An Introduction to Peer-to-Peer Systems
The traditional client-server model works fine for most of the use-cases, but it falls little short in use-cases where large number of files or files of large sizes need to be transferred. This shortcoming is inherent due to the fact that there’s single server (small number of servers) tries to serve content to large number of clients with limited bandwidth which hampers transfer rate massively from server’s end. Consider a scenario where 1000 clients demand for a 300mb file from server, and another scenario where 1mn clients demand same file. Now in second scenario bandwidth allocation for each client obviously will be awfully low.
Peer-to-peer systems try nullify this limitation of client-server systems, and are particularly useful for use-cases involving large file transfers to large number of clients. As the name might suggest, there is no central server which serves the data like client-server architecture. In this case, the data transfer happens between peers themselves. We’ll delve into the terminologies in later, but to summarize a peer can act as client and when it receives the data, it can act as server for other peers. There’s a subtype in peer-to-peer systems, which is known as hybrid peer-to-peer system where there a central server which serves metadata (not the actual data).
Peer-to-peer architecture found it’s primary usage in the domain of file sharing. It became particularly popular due to music sharing platforms like Napster in late 90s along with some illegal movie, books, software etc. sharing use-cases. It also found usage in crowdsourcing open source content, where writers and readers, publishers and subscribers can participate efficiently and effectively. In software engineering world, it is being used to send patches of updates among thousands of servers, where servers are the peers.
Now coming to terminologies involved in peer-to-peer, you might’ve heard about these terms if you are seasoned user of Torrents.
- Node: A node is the individual peer involved in the system. It can be either server serving the data or client consuming it.
- Tracker: The centralized server which keeps track of nodes is known as tracker. It store all the metadata which is required to facilitate the file transfer.

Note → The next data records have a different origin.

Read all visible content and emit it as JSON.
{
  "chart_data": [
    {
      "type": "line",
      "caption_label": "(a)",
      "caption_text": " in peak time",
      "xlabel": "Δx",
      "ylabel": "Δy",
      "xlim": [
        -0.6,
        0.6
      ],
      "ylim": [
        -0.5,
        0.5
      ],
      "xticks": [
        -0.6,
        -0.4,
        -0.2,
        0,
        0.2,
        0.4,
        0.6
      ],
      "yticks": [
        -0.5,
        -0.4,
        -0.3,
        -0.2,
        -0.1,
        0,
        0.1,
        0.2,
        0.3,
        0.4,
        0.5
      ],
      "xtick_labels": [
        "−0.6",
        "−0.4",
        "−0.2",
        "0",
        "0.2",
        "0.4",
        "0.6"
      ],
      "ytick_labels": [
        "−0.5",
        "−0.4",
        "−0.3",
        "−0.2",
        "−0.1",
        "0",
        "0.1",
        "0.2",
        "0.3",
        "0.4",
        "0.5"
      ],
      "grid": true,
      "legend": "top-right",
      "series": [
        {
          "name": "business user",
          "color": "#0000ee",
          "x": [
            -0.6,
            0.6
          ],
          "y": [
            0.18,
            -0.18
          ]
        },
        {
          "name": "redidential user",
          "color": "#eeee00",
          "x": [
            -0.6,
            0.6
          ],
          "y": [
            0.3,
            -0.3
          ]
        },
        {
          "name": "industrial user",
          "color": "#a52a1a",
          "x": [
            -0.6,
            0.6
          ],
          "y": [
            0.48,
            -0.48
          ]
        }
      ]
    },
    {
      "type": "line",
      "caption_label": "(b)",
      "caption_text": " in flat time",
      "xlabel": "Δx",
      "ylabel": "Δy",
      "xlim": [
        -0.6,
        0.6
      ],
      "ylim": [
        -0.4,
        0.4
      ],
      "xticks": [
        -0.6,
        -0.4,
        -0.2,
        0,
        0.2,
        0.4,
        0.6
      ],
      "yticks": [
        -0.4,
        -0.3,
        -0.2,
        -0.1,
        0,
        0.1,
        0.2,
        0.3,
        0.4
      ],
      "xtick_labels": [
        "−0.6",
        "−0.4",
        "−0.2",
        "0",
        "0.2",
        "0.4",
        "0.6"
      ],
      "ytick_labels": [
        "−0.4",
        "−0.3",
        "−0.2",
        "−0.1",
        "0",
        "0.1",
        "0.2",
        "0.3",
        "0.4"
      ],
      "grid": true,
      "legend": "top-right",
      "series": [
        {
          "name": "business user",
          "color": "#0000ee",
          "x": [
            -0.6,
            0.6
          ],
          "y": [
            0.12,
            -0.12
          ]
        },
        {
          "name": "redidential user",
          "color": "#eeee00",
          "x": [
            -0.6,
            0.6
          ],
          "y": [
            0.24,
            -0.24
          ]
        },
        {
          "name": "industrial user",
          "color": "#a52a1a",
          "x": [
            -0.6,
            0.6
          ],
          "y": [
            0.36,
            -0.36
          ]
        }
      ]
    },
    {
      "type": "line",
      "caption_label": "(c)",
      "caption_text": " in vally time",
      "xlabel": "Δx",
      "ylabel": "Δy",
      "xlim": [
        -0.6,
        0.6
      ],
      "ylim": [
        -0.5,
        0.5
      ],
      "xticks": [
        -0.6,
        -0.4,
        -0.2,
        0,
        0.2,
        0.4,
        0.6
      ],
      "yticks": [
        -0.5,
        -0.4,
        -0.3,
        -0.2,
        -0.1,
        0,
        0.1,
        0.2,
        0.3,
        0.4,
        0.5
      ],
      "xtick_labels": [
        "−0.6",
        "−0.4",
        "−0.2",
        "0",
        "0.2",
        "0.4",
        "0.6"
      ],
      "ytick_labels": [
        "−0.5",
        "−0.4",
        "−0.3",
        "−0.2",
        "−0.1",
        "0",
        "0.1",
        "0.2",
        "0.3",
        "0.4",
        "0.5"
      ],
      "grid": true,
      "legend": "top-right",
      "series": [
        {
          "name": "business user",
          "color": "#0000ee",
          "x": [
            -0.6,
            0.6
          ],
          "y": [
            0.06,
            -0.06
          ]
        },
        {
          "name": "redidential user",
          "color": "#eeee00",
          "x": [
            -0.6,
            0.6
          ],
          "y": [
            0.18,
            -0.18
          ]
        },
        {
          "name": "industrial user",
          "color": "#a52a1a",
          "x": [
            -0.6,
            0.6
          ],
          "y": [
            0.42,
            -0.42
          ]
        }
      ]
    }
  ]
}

- Seeder: Seeder is a node which already has the file/data, and it is willing to share it with other nodes.
- Leecher: Leecher is a node which needs the file/data, so it can connect with seeders to retrieve it.
- .torrent File: A torrent file is a special file format that stores information about files and folders to be distributed using file-sharing protocol. This type of file is small (usually in KBs) and ends with the extension “.torrent” at the end. Torrents don’t contain the file data itself; they carry details such as file name, file size, tracker list, etc.

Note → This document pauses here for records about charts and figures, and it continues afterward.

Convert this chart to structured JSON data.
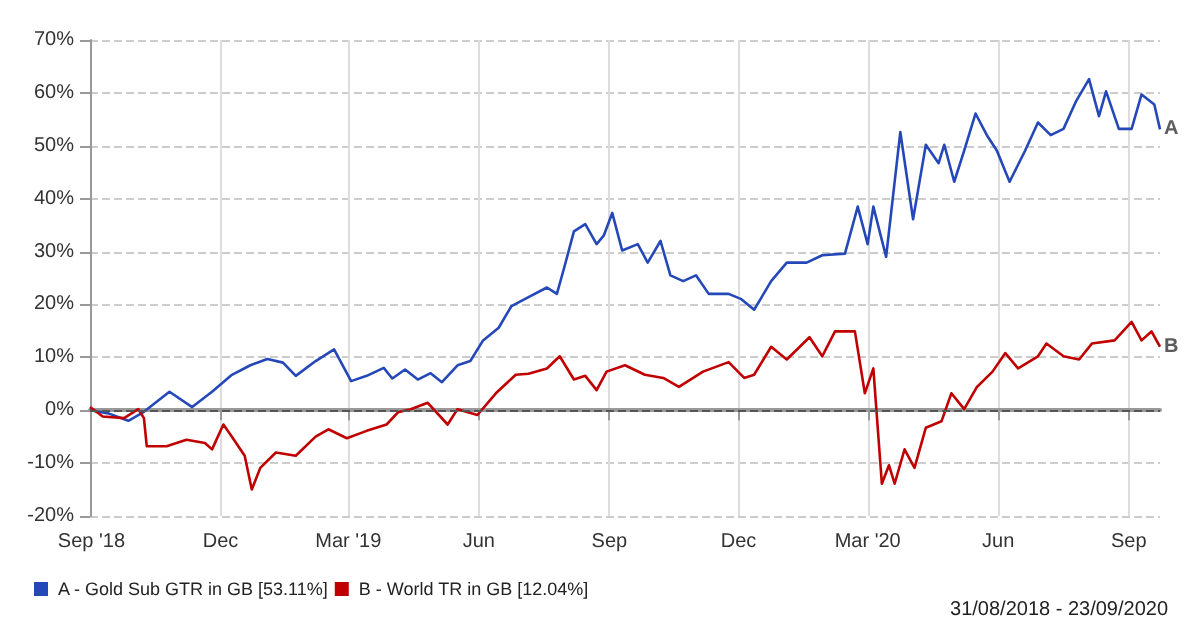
{
  "chart_data": {
    "type": "line",
    "xlim": [
      "2018-08-31",
      "2020-09-23"
    ],
    "xticks": [
      {
        "value": "2018-09-01",
        "label": "Sep '18"
      },
      {
        "value": "2018-12-01",
        "label": "Dec"
      },
      {
        "value": "2019-03-01",
        "label": "Mar '19"
      },
      {
        "value": "2019-06-01",
        "label": "Jun"
      },
      {
        "value": "2019-09-01",
        "label": "Sep"
      },
      {
        "value": "2019-12-01",
        "label": "Dec"
      },
      {
        "value": "2020-03-01",
        "label": "Mar '20"
      },
      {
        "value": "2020-06-01",
        "label": "Jun"
      },
      {
        "value": "2020-09-01",
        "label": "Sep"
      }
    ],
    "ylim": [
      -20,
      70
    ],
    "yticks": [
      {
        "value": -20,
        "label": "-20%"
      },
      {
        "value": -10,
        "label": "-10%"
      },
      {
        "value": 0,
        "label": "0%"
      },
      {
        "value": 10,
        "label": "10%"
      },
      {
        "value": 20,
        "label": "20%"
      },
      {
        "value": 30,
        "label": "30%"
      },
      {
        "value": 40,
        "label": "40%"
      },
      {
        "value": 50,
        "label": "50%"
      },
      {
        "value": 60,
        "label": "60%"
      },
      {
        "value": 70,
        "label": "70%"
      }
    ],
    "grid": true,
    "legend": "bottom left",
    "marker": "none",
    "line_style": "solid",
    "ref_lines": [
      {
        "axis": "y",
        "value": 0,
        "color": "#555555",
        "line_style": "dashed"
      }
    ],
    "annotations": [
      {
        "text": "A",
        "x": "2020-09-23",
        "y": 53.1
      },
      {
        "text": "B",
        "x": "2020-09-23",
        "y": 12.0
      },
      "31/08/2018 - 23/09/2020"
    ],
    "series": [
      {
        "name": "A - Gold Sub GTR in GB [53.11%]",
        "color": "#2548b8",
        "x": [
          "2018-08-31",
          "2018-09-13",
          "2018-09-27",
          "2018-10-08",
          "2018-10-26",
          "2018-11-11",
          "2018-11-25",
          "2018-12-09",
          "2018-12-22",
          "2019-01-03",
          "2019-01-14",
          "2019-01-23",
          "2019-02-06",
          "2019-02-19",
          "2019-03-03",
          "2019-03-14",
          "2019-03-26",
          "2019-04-01",
          "2019-04-10",
          "2019-04-19",
          "2019-04-28",
          "2019-05-06",
          "2019-05-17",
          "2019-05-26",
          "2019-06-04",
          "2019-06-15",
          "2019-06-24",
          "2019-07-06",
          "2019-07-19",
          "2019-07-26",
          "2019-07-31",
          "2019-08-07",
          "2019-08-15",
          "2019-08-23",
          "2019-08-28",
          "2019-09-03",
          "2019-09-10",
          "2019-09-21",
          "2019-09-28",
          "2019-10-07",
          "2019-10-14",
          "2019-10-23",
          "2019-11-01",
          "2019-11-10",
          "2019-11-24",
          "2019-12-03",
          "2019-12-12",
          "2019-12-24",
          "2020-01-04",
          "2020-01-18",
          "2020-01-29",
          "2020-02-14",
          "2020-02-23",
          "2020-03-01",
          "2020-03-05",
          "2020-03-14",
          "2020-03-24",
          "2020-04-02",
          "2020-04-11",
          "2020-04-20",
          "2020-04-24",
          "2020-05-01",
          "2020-05-08",
          "2020-05-16",
          "2020-05-24",
          "2020-05-31",
          "2020-06-09",
          "2020-06-20",
          "2020-06-29",
          "2020-07-08",
          "2020-07-17",
          "2020-07-26",
          "2020-08-04",
          "2020-08-11",
          "2020-08-16",
          "2020-08-25",
          "2020-09-03",
          "2020-09-10",
          "2020-09-19",
          "2020-09-23"
        ],
        "values": [
          0,
          -0.6,
          -2,
          -0.3,
          3.5,
          0.6,
          3.5,
          6.7,
          8.5,
          9.7,
          9,
          6.5,
          9.3,
          11.5,
          5.5,
          6.5,
          8,
          6,
          7.7,
          5.8,
          7,
          5.3,
          8.5,
          9.3,
          13.2,
          15.6,
          19.7,
          21.4,
          23.2,
          22,
          26.8,
          33.8,
          35.2,
          31.4,
          33,
          37.3,
          30.2,
          31.4,
          27.9,
          32,
          25.5,
          24.4,
          25.5,
          22,
          22,
          21,
          19,
          24.4,
          27.9,
          27.9,
          29.3,
          29.6,
          38.5,
          31.4,
          38.5,
          29,
          52.6,
          36.1,
          50.2,
          46.7,
          50.2,
          43.2,
          49.1,
          56.1,
          52,
          49.1,
          43.2,
          49.1,
          54.4,
          52,
          53.2,
          58.5,
          62.6,
          55.6,
          60.3,
          53.2,
          53.2,
          59.7,
          57.8,
          53.1
        ]
      },
      {
        "name": "B - World TR in GB [12.04%]",
        "color": "#c00000",
        "x": [
          "2018-08-31",
          "2018-09-09",
          "2018-09-24",
          "2018-10-04",
          "2018-10-08",
          "2018-10-10",
          "2018-10-24",
          "2018-11-07",
          "2018-11-20",
          "2018-11-25",
          "2018-12-03",
          "2018-12-09",
          "2018-12-18",
          "2018-12-23",
          "2018-12-29",
          "2019-01-09",
          "2019-01-23",
          "2019-02-06",
          "2019-02-15",
          "2019-02-28",
          "2019-03-14",
          "2019-03-28",
          "2019-04-05",
          "2019-04-14",
          "2019-04-26",
          "2019-05-10",
          "2019-05-17",
          "2019-05-31",
          "2019-06-13",
          "2019-06-27",
          "2019-07-06",
          "2019-07-19",
          "2019-07-28",
          "2019-08-07",
          "2019-08-15",
          "2019-08-23",
          "2019-08-30",
          "2019-09-12",
          "2019-09-26",
          "2019-10-09",
          "2019-10-20",
          "2019-11-06",
          "2019-11-24",
          "2019-12-05",
          "2019-12-12",
          "2019-12-24",
          "2020-01-04",
          "2020-01-20",
          "2020-01-29",
          "2020-02-07",
          "2020-02-21",
          "2020-02-28",
          "2020-03-05",
          "2020-03-11",
          "2020-03-16",
          "2020-03-20",
          "2020-03-27",
          "2020-04-03",
          "2020-04-11",
          "2020-04-22",
          "2020-04-29",
          "2020-05-08",
          "2020-05-17",
          "2020-05-28",
          "2020-06-06",
          "2020-06-15",
          "2020-06-29",
          "2020-07-05",
          "2020-07-17",
          "2020-07-28",
          "2020-08-06",
          "2020-08-22",
          "2020-09-03",
          "2020-09-10",
          "2020-09-17",
          "2020-09-23"
        ],
        "values": [
          0.6,
          -1.2,
          -1.5,
          0.2,
          -1.5,
          -6.8,
          -6.8,
          -5.6,
          -6.2,
          -7.4,
          -2.7,
          -5,
          -8.6,
          -15,
          -10.9,
          -8,
          -8.6,
          -5,
          -3.6,
          -5.3,
          -3.9,
          -2.7,
          -0.4,
          0.2,
          1.4,
          -2.7,
          0.2,
          -0.9,
          3.2,
          6.7,
          6.9,
          7.9,
          10.2,
          5.8,
          6.5,
          3.8,
          7.3,
          8.5,
          6.7,
          6.1,
          4.4,
          7.3,
          9.1,
          6.1,
          6.7,
          12,
          9.6,
          13.8,
          10.2,
          14.9,
          14.9,
          3.2,
          7.9,
          -13.9,
          -10.4,
          -13.9,
          -7.4,
          -10.9,
          -3.3,
          -2.1,
          3.2,
          0.2,
          4.4,
          7.3,
          10.8,
          7.9,
          10.2,
          12.6,
          10.2,
          9.6,
          12.6,
          13.2,
          16.7,
          13.2,
          14.9,
          12.0
        ]
      }
    ]
  }
}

- Torrent Client: It’s the client application each user or peer needs to use to decode and use the .torrent file to be part of the network.

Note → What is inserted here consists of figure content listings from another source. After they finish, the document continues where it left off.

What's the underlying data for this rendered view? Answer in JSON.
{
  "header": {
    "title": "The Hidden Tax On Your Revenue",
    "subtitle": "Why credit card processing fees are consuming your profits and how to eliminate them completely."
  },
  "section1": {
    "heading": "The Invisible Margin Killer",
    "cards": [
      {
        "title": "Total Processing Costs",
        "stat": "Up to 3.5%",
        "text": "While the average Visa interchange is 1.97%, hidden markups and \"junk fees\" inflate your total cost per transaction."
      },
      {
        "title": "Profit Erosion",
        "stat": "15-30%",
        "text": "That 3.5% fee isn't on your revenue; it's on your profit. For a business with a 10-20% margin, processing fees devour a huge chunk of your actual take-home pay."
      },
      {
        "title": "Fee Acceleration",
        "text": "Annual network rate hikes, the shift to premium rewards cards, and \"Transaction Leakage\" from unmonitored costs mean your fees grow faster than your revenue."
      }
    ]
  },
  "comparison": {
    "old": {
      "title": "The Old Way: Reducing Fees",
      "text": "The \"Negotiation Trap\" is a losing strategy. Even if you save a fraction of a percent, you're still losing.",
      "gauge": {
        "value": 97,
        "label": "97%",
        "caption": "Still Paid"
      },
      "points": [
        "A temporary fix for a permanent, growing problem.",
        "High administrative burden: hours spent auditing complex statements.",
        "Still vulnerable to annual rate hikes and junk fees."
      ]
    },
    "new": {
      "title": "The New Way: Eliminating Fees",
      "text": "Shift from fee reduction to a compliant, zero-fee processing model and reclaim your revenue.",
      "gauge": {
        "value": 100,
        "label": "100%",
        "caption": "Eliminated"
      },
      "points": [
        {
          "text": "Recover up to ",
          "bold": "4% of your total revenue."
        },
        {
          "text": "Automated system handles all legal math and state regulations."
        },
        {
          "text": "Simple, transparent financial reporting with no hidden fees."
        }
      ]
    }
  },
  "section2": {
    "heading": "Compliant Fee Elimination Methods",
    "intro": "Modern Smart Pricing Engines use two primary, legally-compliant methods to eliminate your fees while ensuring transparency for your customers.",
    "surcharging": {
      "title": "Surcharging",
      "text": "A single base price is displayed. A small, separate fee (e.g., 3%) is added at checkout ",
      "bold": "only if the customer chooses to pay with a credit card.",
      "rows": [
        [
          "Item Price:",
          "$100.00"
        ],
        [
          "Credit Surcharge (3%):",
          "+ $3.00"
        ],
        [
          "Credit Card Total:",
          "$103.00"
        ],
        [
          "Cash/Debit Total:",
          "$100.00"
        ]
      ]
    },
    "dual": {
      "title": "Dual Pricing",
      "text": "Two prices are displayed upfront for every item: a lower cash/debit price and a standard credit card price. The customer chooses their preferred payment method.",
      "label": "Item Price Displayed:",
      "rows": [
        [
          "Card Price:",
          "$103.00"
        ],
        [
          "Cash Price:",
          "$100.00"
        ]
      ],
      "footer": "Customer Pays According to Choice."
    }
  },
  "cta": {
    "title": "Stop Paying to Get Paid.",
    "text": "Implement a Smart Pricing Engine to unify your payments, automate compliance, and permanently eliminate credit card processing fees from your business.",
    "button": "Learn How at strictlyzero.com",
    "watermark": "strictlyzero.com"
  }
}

Once a torrent has been made, the creator can share one of two things: the .torrent file or a hash of the torrent, often called a magnet link. A magnet link is a simple way to identify the torrent on the BitTorrent network without having to deal with a .torrent file. It’s unique to that specific torrent, so although the link is just a string of characters, it’s just as good as having the file. Magnet links and .torrent files are often listed on torrent indexes, which are sites built specifically for sharing torrents. You can also share torrent information over email, text, etc. Since magnet links and .torrent files are just the instructions for a BitTorrent client to understand how to get the data, sharing them is quick and easy. A torrent file isn’t super useful unless it’s used with a client program.